Seattle’s front office had a good thought process of getting a ton of names for the running back position. After moving on from the workhorse of Marshawn Lynch, you have to rely on a committee and the Seahawks had a ton of capital in their offensive line in their super bowl years. Top ten pick at LT, a highly paid center, and another first-rounder pick at guard. They paid and spent capital here and needed to refresh the roster.
The problem is the refresh happens, but the pieces didn’t fit in the end. Making the personnel not congruent with the ideology. Missing on Rashaad Penny and having no depth behind a frequently injured Carson but landing a megastar at wide receiver in D.K Metcalf leads to a top WR duo in the league. The last offensive lineman heavily invested by Seattle in the draft was 2016 first-rounder Germain Ifedi and second-rounder Ethan Pocic. Third-rounder Damien Lewis in 2020 is the last starter drafted on the line. Seattle spent a lot of their draft capital on the defensive line and defensive backs and failed to acquire starters.
Watching a Team with No Impact
Now after personal refresh failed to live up to expectations, the team is left with underdeveloped core positions. For a run-first team, they should have a game plan that is trying to establish any sort of control. Seattle’s opponents this season dominate time of possession controlling the ball for 59.73% of the game. Being 24th in rushing this season and dead last in third-down conversions at 32.5%, the team has no impact on their opponents. They score on the quick boom or bust plays and stay off the field on offense.
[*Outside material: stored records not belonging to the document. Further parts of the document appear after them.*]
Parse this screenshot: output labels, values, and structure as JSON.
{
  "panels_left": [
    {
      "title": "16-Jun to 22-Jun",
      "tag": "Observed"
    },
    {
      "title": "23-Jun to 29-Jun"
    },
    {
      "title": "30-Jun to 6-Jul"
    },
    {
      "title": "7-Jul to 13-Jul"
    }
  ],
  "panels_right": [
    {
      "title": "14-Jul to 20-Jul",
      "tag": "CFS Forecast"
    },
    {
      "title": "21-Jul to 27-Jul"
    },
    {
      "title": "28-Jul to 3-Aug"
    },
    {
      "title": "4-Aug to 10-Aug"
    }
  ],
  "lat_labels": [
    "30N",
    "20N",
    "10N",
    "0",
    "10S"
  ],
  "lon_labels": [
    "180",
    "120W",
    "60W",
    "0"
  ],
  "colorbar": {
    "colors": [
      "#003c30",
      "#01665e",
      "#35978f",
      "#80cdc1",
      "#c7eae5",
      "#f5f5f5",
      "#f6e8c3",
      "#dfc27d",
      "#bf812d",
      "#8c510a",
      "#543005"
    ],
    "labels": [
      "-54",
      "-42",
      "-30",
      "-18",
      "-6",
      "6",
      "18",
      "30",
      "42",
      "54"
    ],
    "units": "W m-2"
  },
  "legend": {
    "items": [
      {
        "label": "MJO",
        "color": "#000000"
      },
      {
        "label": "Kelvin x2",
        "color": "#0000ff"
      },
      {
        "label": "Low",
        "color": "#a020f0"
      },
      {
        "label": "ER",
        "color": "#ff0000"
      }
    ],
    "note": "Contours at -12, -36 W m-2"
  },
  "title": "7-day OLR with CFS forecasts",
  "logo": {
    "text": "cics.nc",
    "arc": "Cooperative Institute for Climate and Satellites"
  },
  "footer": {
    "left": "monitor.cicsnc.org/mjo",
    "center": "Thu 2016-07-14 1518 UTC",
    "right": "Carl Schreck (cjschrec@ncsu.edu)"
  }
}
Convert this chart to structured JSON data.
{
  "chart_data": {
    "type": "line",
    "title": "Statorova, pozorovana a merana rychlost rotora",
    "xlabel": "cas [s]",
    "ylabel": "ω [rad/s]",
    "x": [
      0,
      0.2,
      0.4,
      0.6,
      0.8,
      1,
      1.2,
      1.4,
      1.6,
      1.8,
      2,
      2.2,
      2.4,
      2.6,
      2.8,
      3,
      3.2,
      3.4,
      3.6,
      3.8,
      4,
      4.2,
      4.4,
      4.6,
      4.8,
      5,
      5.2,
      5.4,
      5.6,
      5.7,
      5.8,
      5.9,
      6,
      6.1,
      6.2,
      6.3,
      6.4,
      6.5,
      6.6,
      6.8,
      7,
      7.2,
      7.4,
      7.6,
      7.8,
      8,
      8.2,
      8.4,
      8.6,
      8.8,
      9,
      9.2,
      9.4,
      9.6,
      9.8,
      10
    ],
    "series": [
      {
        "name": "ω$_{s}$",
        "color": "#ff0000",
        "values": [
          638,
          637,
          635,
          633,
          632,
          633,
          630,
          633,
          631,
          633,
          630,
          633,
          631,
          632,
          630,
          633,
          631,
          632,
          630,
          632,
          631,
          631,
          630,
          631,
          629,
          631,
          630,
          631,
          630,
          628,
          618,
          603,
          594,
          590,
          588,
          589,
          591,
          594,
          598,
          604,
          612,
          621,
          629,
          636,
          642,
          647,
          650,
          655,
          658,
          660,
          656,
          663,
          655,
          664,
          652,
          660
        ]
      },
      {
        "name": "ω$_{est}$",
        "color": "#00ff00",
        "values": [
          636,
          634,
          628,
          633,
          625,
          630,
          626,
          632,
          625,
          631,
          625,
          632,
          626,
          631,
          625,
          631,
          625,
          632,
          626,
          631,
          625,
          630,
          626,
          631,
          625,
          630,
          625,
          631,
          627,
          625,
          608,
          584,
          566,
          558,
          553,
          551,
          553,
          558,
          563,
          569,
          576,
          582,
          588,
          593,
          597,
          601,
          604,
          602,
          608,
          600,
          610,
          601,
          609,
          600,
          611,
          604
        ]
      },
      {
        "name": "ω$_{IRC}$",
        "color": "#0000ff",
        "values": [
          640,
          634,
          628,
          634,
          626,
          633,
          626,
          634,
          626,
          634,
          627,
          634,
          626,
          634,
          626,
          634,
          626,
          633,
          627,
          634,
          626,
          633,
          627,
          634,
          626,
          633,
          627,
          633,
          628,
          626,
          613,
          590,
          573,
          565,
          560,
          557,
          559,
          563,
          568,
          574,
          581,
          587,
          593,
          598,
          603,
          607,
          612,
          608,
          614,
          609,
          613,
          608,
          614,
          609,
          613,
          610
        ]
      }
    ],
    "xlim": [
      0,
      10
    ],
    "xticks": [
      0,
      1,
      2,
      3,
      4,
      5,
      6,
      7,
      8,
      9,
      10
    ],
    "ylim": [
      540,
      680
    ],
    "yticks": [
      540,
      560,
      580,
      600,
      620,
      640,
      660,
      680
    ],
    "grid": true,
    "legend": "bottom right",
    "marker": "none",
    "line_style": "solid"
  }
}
The team doesn’t have any impact against the other team. They hold on defensively and hope to finesse a quick drive on broken coverage offensively. Last Monday against the WFT, Seattle only had ten RB rushes for 18 yds. So, is Seattle a passing team? Their passing percentage this year is 59%. (Side note is the same percentage as the 2020 season. Leading to the firing of offensive coordinator Brian Schottenheimer for not running enough.) Their young elite WR Metcalf had only four targets. RB Alex Collins had the same catches and yards (One REC for 13YDS) as one of their elite playmakers.
The team hasn’t adapted to utilize the elite players and they don’t stick to their core ideology. The Seahawk’s offense is just purposeless. There is no plan, no ideology, no idea what to do.
Changes Must Happen
Over the season I have written about the failure of the franchise. Off the field, personnel moves that had talent hemorrhage over the years. Now we have a coaching staff that has no purpose. The point of Shane Waldron was utilizing a Rams-style offense. Pre-snap motions to get the defense spread out. Misdirection plays with the receivers and tight ends. Fly sweeps for creative runs. Play action for Russ to hit playmakers to give them open space. We haven’t seen one iota of these concepts since week one.
Injuries to Chris Carson, Dee Eskridge, or even Russell Wilson should not change the overall core ideals of the offense. The defense has been average at best for years, now the offense is regressing and is worst than the defense. This team lost their way. And it doesn’t matter who is put out on the field at this point, identity-wise, they have no purpose.